Terrazzo Medallion Named Project of the Year
A terrazzo medallion, called the Circle of Indigenous Knowledge, inset in Seneca’s Centre for Innovation, Technology and Entrepreneurship (CITE) floor, has been named Project of the Year by Terrazzo, Tile and Marble Association of Canada.
“It’s a beautiful piece of artwork by a talented Indigenous artist that’s been installed with a great deal of precision and care. We are proud to have it as the welcome point into the CITE building and thrilled that it’s been recognized by the industry,” said Angelo Miranda, Director of Major Capital Projects at Seneca.
Designed by Indigenous artist Joseph Sagaj, the medallion features a turtle in the centre enclosed by elements of the First Nations people of the Great Lakes region, the Métis and the Inuit of the Arctic.
The Circle of Indigenous Knowledge measures 10 metres in diameter and references Turtle Island, which represents the continent of North America in Indigenous culture.
“This design represents a glimpse of their culture, spirituality, ceremonies, origins, teachings, history, symbols, stories, art, clans, system of governance, the sky world and world view,” said Sagaj. “These stories and teachings were shared through protocol, with elders and the people from these communities presented here. All these symbols and ways continue to reflect and thrive in the people and in the land today.”

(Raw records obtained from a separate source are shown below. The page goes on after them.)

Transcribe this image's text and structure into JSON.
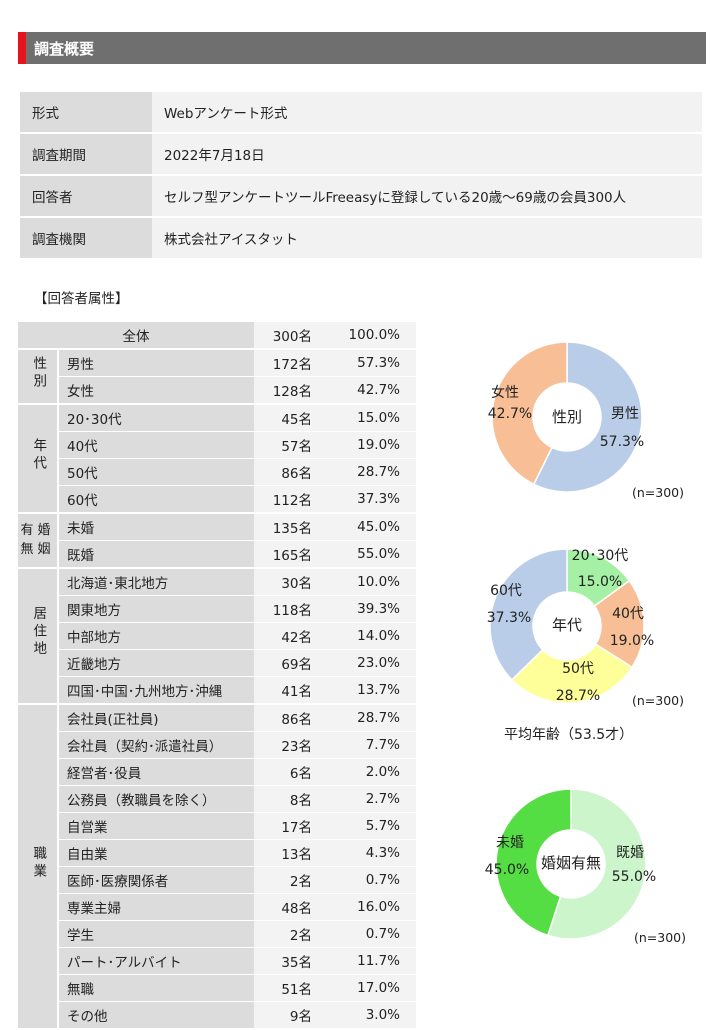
{
  "section": {
    "title": "調査概要"
  },
  "overview": [
    {
      "key": "形式",
      "value": "Webアンケート形式"
    },
    {
      "key": "調査期間",
      "value": "2022年7月18日"
    },
    {
      "key": "回答者",
      "value": "セルフ型アンケートツールFreeasyに登録している20歳～69歳の会員300人"
    },
    {
      "key": "調査機関",
      "value": "株式会社アイスタット"
    }
  ],
  "attributes_title": "【回答者属性】",
  "attributes": {
    "total": {
      "label": "全体",
      "count": "300名",
      "pct": "100.0%"
    },
    "groups": [
      {
        "category": "性別",
        "rows": [
          {
            "label": "男性",
            "count": "172名",
            "pct": "57.3%"
          },
          {
            "label": "女性",
            "count": "128名",
            "pct": "42.7%"
          }
        ]
      },
      {
        "category": "年代",
        "rows": [
          {
            "label": "20･30代",
            "count": "45名",
            "pct": "15.0%"
          },
          {
            "label": "40代",
            "count": "57名",
            "pct": "19.0%"
          },
          {
            "label": "50代",
            "count": "86名",
            "pct": "28.7%"
          },
          {
            "label": "60代",
            "count": "112名",
            "pct": "37.3%"
          }
        ]
      },
      {
        "category": "有婚無姻",
        "rows": [
          {
            "label": "未婚",
            "count": "135名",
            "pct": "45.0%"
          },
          {
            "label": "既婚",
            "count": "165名",
            "pct": "55.0%"
          }
        ]
      },
      {
        "category": "居住地",
        "rows": [
          {
            "label": "北海道･東北地方",
            "count": "30名",
            "pct": "10.0%"
          },
          {
            "label": "関東地方",
            "count": "118名",
            "pct": "39.3%"
          },
          {
            "label": "中部地方",
            "count": "42名",
            "pct": "14.0%"
          },
          {
            "label": "近畿地方",
            "count": "69名",
            "pct": "23.0%"
          },
          {
            "label": "四国･中国･九州地方･沖縄",
            "count": "41名",
            "pct": "13.7%"
          }
        ]
      },
      {
        "category": "職業",
        "rows": [
          {
            "label": "会社員(正社員)",
            "count": "86名",
            "pct": "28.7%"
          },
          {
            "label": "会社員（契約･派遣社員）",
            "count": "23名",
            "pct": "7.7%"
          },
          {
            "label": "経営者･役員",
            "count": "6名",
            "pct": "2.0%"
          },
          {
            "label": "公務員（教職員を除く）",
            "count": "8名",
            "pct": "2.7%"
          },
          {
            "label": "自営業",
            "count": "17名",
            "pct": "5.7%"
          },
          {
            "label": "自由業",
            "count": "13名",
            "pct": "4.3%"
          },
          {
            "label": "医師･医療関係者",
            "count": "2名",
            "pct": "0.7%"
          },
          {
            "label": "専業主婦",
            "count": "48名",
            "pct": "16.0%"
          },
          {
            "label": "学生",
            "count": "2名",
            "pct": "0.7%"
          },
          {
            "label": "パート･アルバイト",
            "count": "35名",
            "pct": "11.7%"
          },
          {
            "label": "無職",
            "count": "51名",
            "pct": "17.0%"
          },
          {
            "label": "その他",
            "count": "9名",
            "pct": "3.0%"
          }
        ]
      }
    ]
  },
  "avg_age_note": "平均年齢（53.5才）",
  "chart_data": [
    {
      "type": "pie",
      "center_label": "性別",
      "n_label": "(n=300)",
      "slices": [
        {
          "name": "男性",
          "value": 57.3,
          "label": "57.3%",
          "color": "#b9cde8"
        },
        {
          "name": "女性",
          "value": 42.7,
          "label": "42.7%",
          "color": "#f8bf96"
        }
      ]
    },
    {
      "type": "pie",
      "center_label": "年代",
      "n_label": "(n=300)",
      "slices": [
        {
          "name": "20･30代",
          "value": 15.0,
          "label": "15.0%",
          "color": "#a5f0a5"
        },
        {
          "name": "40代",
          "value": 19.0,
          "label": "19.0%",
          "color": "#f8bf96"
        },
        {
          "name": "50代",
          "value": 28.7,
          "label": "28.7%",
          "color": "#ffff99"
        },
        {
          "name": "60代",
          "value": 37.3,
          "label": "37.3%",
          "color": "#b9cde8"
        }
      ]
    },
    {
      "type": "pie",
      "center_label": "婚姻有無",
      "n_label": "(n=300)",
      "slices": [
        {
          "name": "既婚",
          "value": 55.0,
          "label": "55.0%",
          "color": "#ccf5cc"
        },
        {
          "name": "未婚",
          "value": 45.0,
          "label": "45.0%",
          "color": "#55dd44"
        }
      ]
    }
  ]
}
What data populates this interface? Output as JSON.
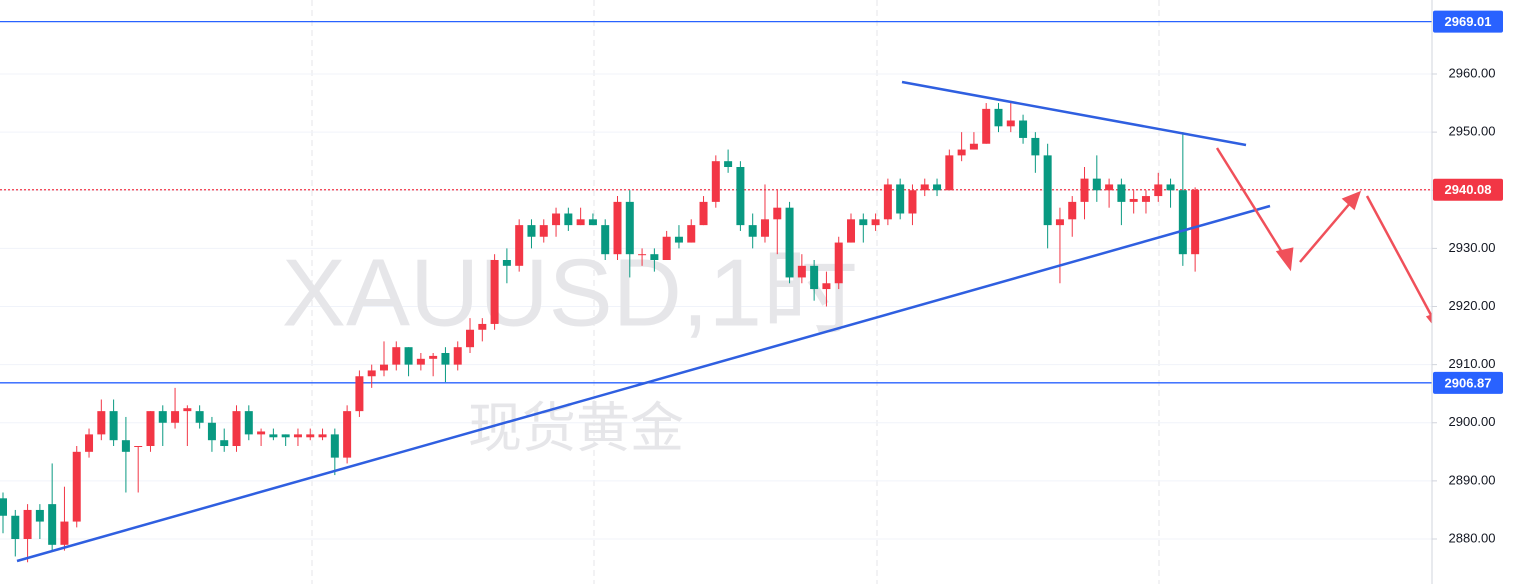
{
  "chart_data": {
    "type": "candlestick",
    "watermark": "XAUUSD,1时",
    "watermark_subtitle": "现货黄金",
    "up_color": "#f23645",
    "down_color": "#089981",
    "open": [
      2887,
      2884,
      2880,
      2885,
      2886,
      2879,
      2883,
      2895,
      2898,
      2902,
      2897,
      2896,
      2896,
      2902,
      2900,
      2902,
      2902,
      2900,
      2897,
      2896,
      2902,
      2898,
      2898,
      2898,
      2897.5,
      2897.5,
      2897.5,
      2898,
      2894,
      2902,
      2908,
      2909,
      2910,
      2913,
      2910,
      2911,
      2912,
      2910,
      2913,
      2916,
      2917,
      2928,
      2927,
      2934,
      2932,
      2934,
      2936,
      2934,
      2935,
      2934,
      2929,
      2938,
      2929,
      2929,
      2928,
      2932,
      2931,
      2934,
      2938,
      2945,
      2944,
      2934,
      2932,
      2935,
      2937,
      2925,
      2927,
      2923,
      2924,
      2931,
      2935,
      2934,
      2935,
      2941,
      2936,
      2940,
      2941,
      2940,
      2946,
      2947,
      2948,
      2954,
      2951,
      2952,
      2949,
      2946,
      2934,
      2935,
      2938,
      2942,
      2940,
      2941,
      2938,
      2938,
      2939,
      2941,
      2940,
      2929
    ],
    "high": [
      2888,
      2885,
      2886,
      2886,
      2893,
      2889,
      2896,
      2899,
      2904,
      2904,
      2901,
      2896,
      2902,
      2903,
      2906,
      2903,
      2903,
      2901,
      2899,
      2903,
      2903,
      2899,
      2899,
      2898,
      2899,
      2899,
      2899,
      2899,
      2903,
      2909,
      2910,
      2914,
      2914,
      2913,
      2912,
      2912,
      2913,
      2914,
      2918,
      2918,
      2929,
      2930,
      2935,
      2935,
      2935,
      2937,
      2937,
      2937,
      2936,
      2935,
      2939,
      2940,
      2930,
      2930,
      2933,
      2934,
      2935,
      2939,
      2946,
      2947,
      2945,
      2936,
      2941,
      2940,
      2938,
      2929,
      2928,
      2926,
      2932,
      2936,
      2936,
      2936,
      2942,
      2942,
      2941,
      2942,
      2942,
      2947,
      2950,
      2950,
      2955,
      2955,
      2955,
      2953,
      2950,
      2948,
      2937,
      2939,
      2944,
      2946,
      2942,
      2942,
      2940,
      2940,
      2943,
      2942,
      2950,
      2940.5
    ],
    "low": [
      2881,
      2877,
      2876,
      2880,
      2878,
      2878,
      2882,
      2894,
      2897,
      2896,
      2888,
      2888,
      2895,
      2896,
      2899,
      2896,
      2899,
      2895,
      2895,
      2895,
      2897,
      2896,
      2897,
      2896,
      2896,
      2897,
      2897,
      2891,
      2893,
      2901,
      2906,
      2908,
      2909,
      2908,
      2909,
      2908,
      2907,
      2909,
      2912,
      2914,
      2916,
      2924,
      2926,
      2930,
      2931,
      2932,
      2933,
      2934,
      2934,
      2928,
      2928,
      2925,
      2927,
      2926,
      2928,
      2930,
      2931,
      2934,
      2937,
      2943,
      2933,
      2930,
      2931,
      2929,
      2924,
      2924,
      2921,
      2920,
      2923,
      2931,
      2931,
      2933,
      2934,
      2935,
      2934,
      2939,
      2939,
      2940,
      2945,
      2947,
      2948,
      2950,
      2950,
      2948,
      2943,
      2930,
      2924,
      2932,
      2935,
      2938,
      2937,
      2934,
      2936,
      2936,
      2938,
      2937,
      2927,
      2926
    ],
    "close": [
      2884,
      2880,
      2885,
      2883,
      2879,
      2883,
      2895,
      2898,
      2902,
      2897,
      2895,
      2896,
      2902,
      2900,
      2902,
      2902.5,
      2900,
      2897,
      2896,
      2902,
      2898,
      2898.5,
      2897.5,
      2897.5,
      2898,
      2898,
      2898,
      2894,
      2902,
      2908,
      2909,
      2910,
      2913,
      2910,
      2911,
      2911.5,
      2910,
      2913,
      2916,
      2917,
      2928,
      2927,
      2934,
      2932,
      2934,
      2936,
      2934,
      2935,
      2934,
      2929,
      2938,
      2929,
      2929,
      2928,
      2932,
      2931,
      2934,
      2938,
      2945,
      2944,
      2934,
      2932,
      2935,
      2937,
      2925,
      2927,
      2923,
      2924,
      2931,
      2935,
      2934,
      2935,
      2941,
      2936,
      2940,
      2941,
      2940,
      2946,
      2947,
      2948,
      2954,
      2951,
      2952,
      2949,
      2946,
      2934,
      2935,
      2938,
      2942,
      2940,
      2941,
      2938,
      2938.5,
      2939,
      2941,
      2940,
      2929,
      2940.08
    ],
    "ylim": [
      2872.26,
      2972.73
    ],
    "yticks": [
      {
        "value": 2880,
        "label": "2880.00"
      },
      {
        "value": 2890,
        "label": "2890.00"
      },
      {
        "value": 2900,
        "label": "2900.00"
      },
      {
        "value": 2910,
        "label": "2910.00"
      },
      {
        "value": 2920,
        "label": "2920.00"
      },
      {
        "value": 2930,
        "label": "2930.00"
      },
      {
        "value": 2940,
        "label": "2940.00"
      },
      {
        "value": 2950,
        "label": "2950.00"
      },
      {
        "value": 2960,
        "label": "2960.00"
      }
    ],
    "price_lines": [
      {
        "value": 2969.01,
        "color": "#2962ff",
        "style": "solid"
      },
      {
        "value": 2906.87,
        "color": "#2962ff",
        "style": "solid"
      },
      {
        "value": 2940.08,
        "color": "#f23645",
        "style": "dotted"
      }
    ],
    "grid": true
  }
}
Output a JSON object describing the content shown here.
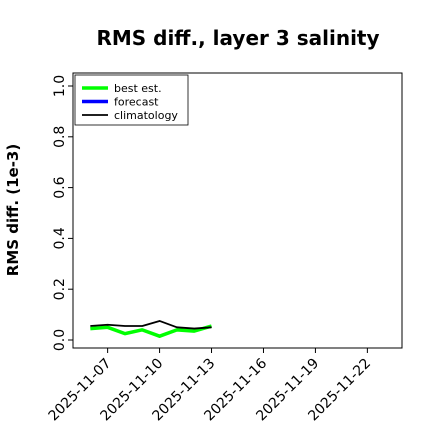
{
  "chart_data": {
    "type": "line",
    "title": "RMS diff., layer 3 salinity",
    "ylabel": "RMS diff. (1e-3)",
    "xlabel": "",
    "ylim": [
      0.0,
      1.0
    ],
    "xlim": [
      "2025-11-05",
      "2025-11-24"
    ],
    "yticks": [
      "0.0",
      "0.2",
      "0.4",
      "0.6",
      "0.8",
      "1.0"
    ],
    "xticks": [
      "2025-11-07",
      "2025-11-10",
      "2025-11-13",
      "2025-11-16",
      "2025-11-19",
      "2025-11-22"
    ],
    "highlighted_xtick": "2025-11-13",
    "highlight_color": "#228B22",
    "grid": false,
    "legend_position": "upper left",
    "series": [
      {
        "name": "best est.",
        "color": "#00ff00",
        "x": [
          "2025-11-06",
          "2025-11-07",
          "2025-11-08",
          "2025-11-09",
          "2025-11-10",
          "2025-11-11",
          "2025-11-12",
          "2025-11-13"
        ],
        "y": [
          0.045,
          0.05,
          0.025,
          0.04,
          0.015,
          0.04,
          0.035,
          0.055
        ]
      },
      {
        "name": "forecast",
        "color": "#0000ff",
        "x": [],
        "y": []
      },
      {
        "name": "climatology",
        "color": "#000000",
        "x": [
          "2025-11-06",
          "2025-11-07",
          "2025-11-08",
          "2025-11-09",
          "2025-11-10",
          "2025-11-11",
          "2025-11-12",
          "2025-11-13"
        ],
        "y": [
          0.055,
          0.06,
          0.055,
          0.055,
          0.075,
          0.05,
          0.045,
          0.05
        ]
      }
    ]
  }
}
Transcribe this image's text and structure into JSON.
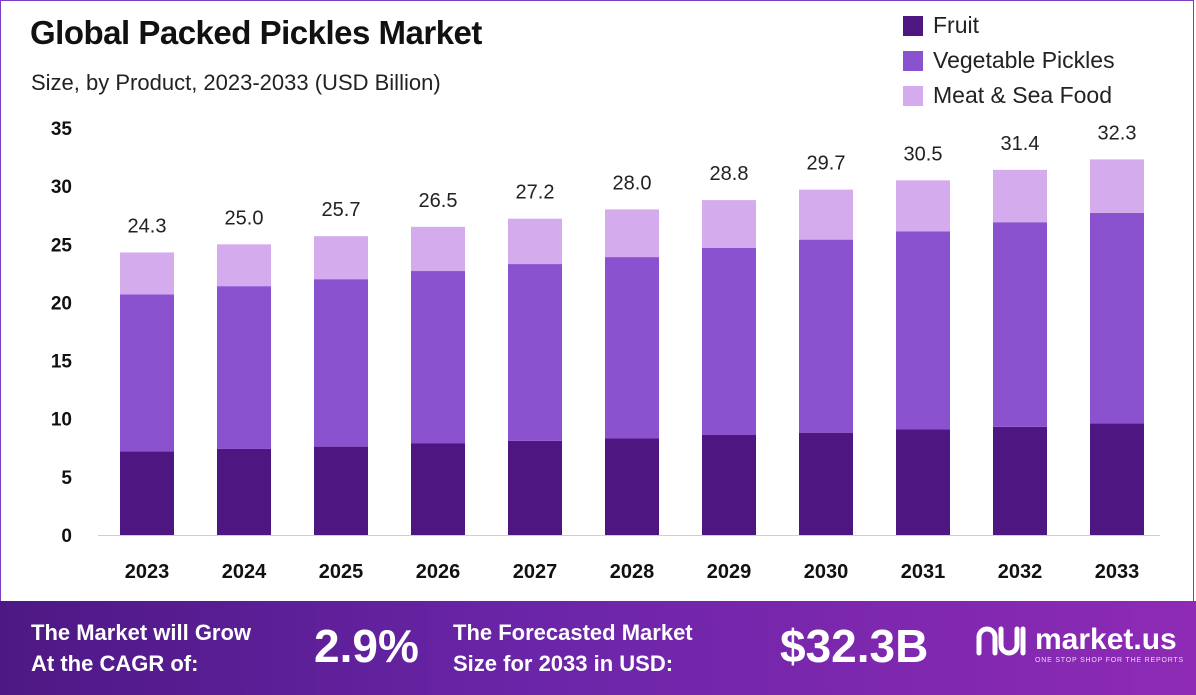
{
  "header": {
    "title": "Global Packed Pickles Market",
    "subtitle": "Size, by Product, 2023-2033 (USD Billion)"
  },
  "legend": [
    {
      "label": "Fruit",
      "color": "#4e1681"
    },
    {
      "label": "Vegetable Pickles",
      "color": "#8b52d0"
    },
    {
      "label": "Meat & Sea Food",
      "color": "#d4aced"
    }
  ],
  "chart_data": {
    "type": "bar",
    "stacked": true,
    "categories": [
      "2023",
      "2024",
      "2025",
      "2026",
      "2027",
      "2028",
      "2029",
      "2030",
      "2031",
      "2032",
      "2033"
    ],
    "series": [
      {
        "name": "Fruit",
        "color": "#4e1681",
        "values": [
          7.2,
          7.4,
          7.6,
          7.9,
          8.1,
          8.3,
          8.6,
          8.8,
          9.1,
          9.3,
          9.6
        ]
      },
      {
        "name": "Vegetable Pickles",
        "color": "#8b52d0",
        "values": [
          13.5,
          14.0,
          14.4,
          14.8,
          15.2,
          15.6,
          16.1,
          16.6,
          17.0,
          17.6,
          18.1
        ]
      },
      {
        "name": "Meat & Sea Food",
        "color": "#d4aced",
        "values": [
          3.6,
          3.6,
          3.7,
          3.8,
          3.9,
          4.1,
          4.1,
          4.3,
          4.4,
          4.5,
          4.6
        ]
      }
    ],
    "totals": [
      "24.3",
      "25.0",
      "25.7",
      "26.5",
      "27.2",
      "28.0",
      "28.8",
      "29.7",
      "30.5",
      "31.4",
      "32.3"
    ],
    "yticks": [
      "0",
      "5",
      "10",
      "15",
      "20",
      "25",
      "30",
      "35"
    ],
    "ylim": [
      0,
      35
    ],
    "grid": false,
    "legend_position": "top-right"
  },
  "footer": {
    "cagr_text_1": "The Market will Grow",
    "cagr_text_2": "At the CAGR of:",
    "cagr_value": "2.9%",
    "forecast_text_1": "The Forecasted Market",
    "forecast_text_2": "Size for 2033 in USD:",
    "forecast_value": "$32.3B",
    "brand_name": "market.us",
    "brand_tagline": "ONE STOP SHOP FOR THE REPORTS"
  }
}
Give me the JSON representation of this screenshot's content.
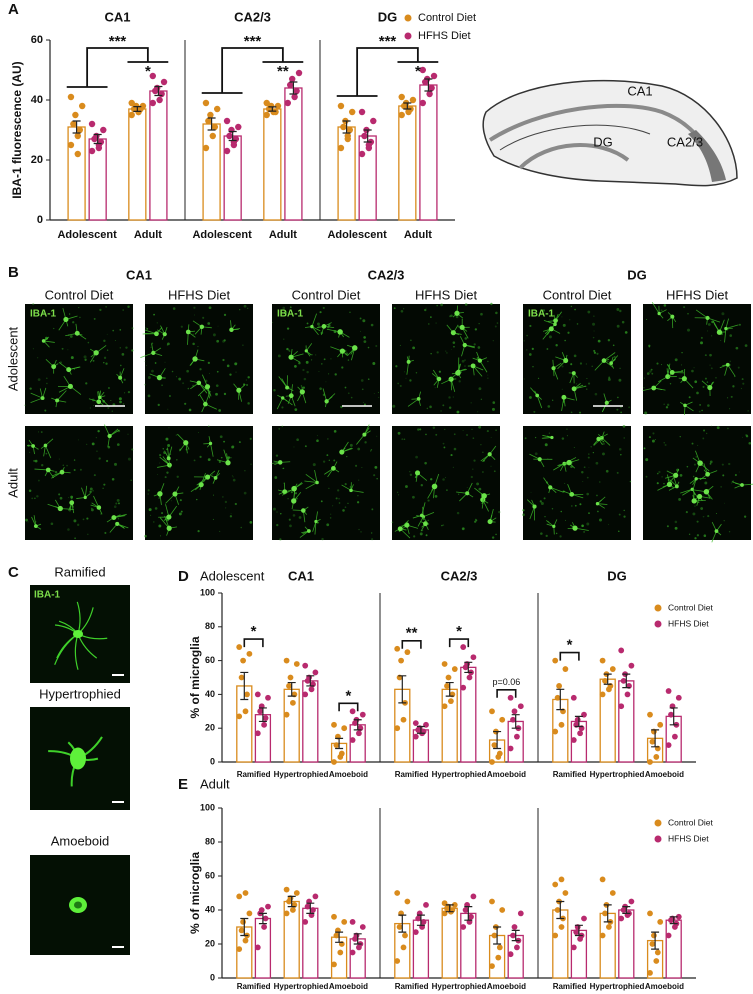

To translate Sagaj’s vision onto the floor, Seneca states that terrazzo was identified as the best flooring product to get the colour rendition and desired durability, while Franklin Terrazzo was chosen to carry out the highly detailed project.
According to Seneca, the medallion is among several design elements that pay tribute to Canada’s Indigenous communities throughout CITE, a project designed and built by Perkins and Will.
Seneca will celebrate the building’s official grand opening this fall.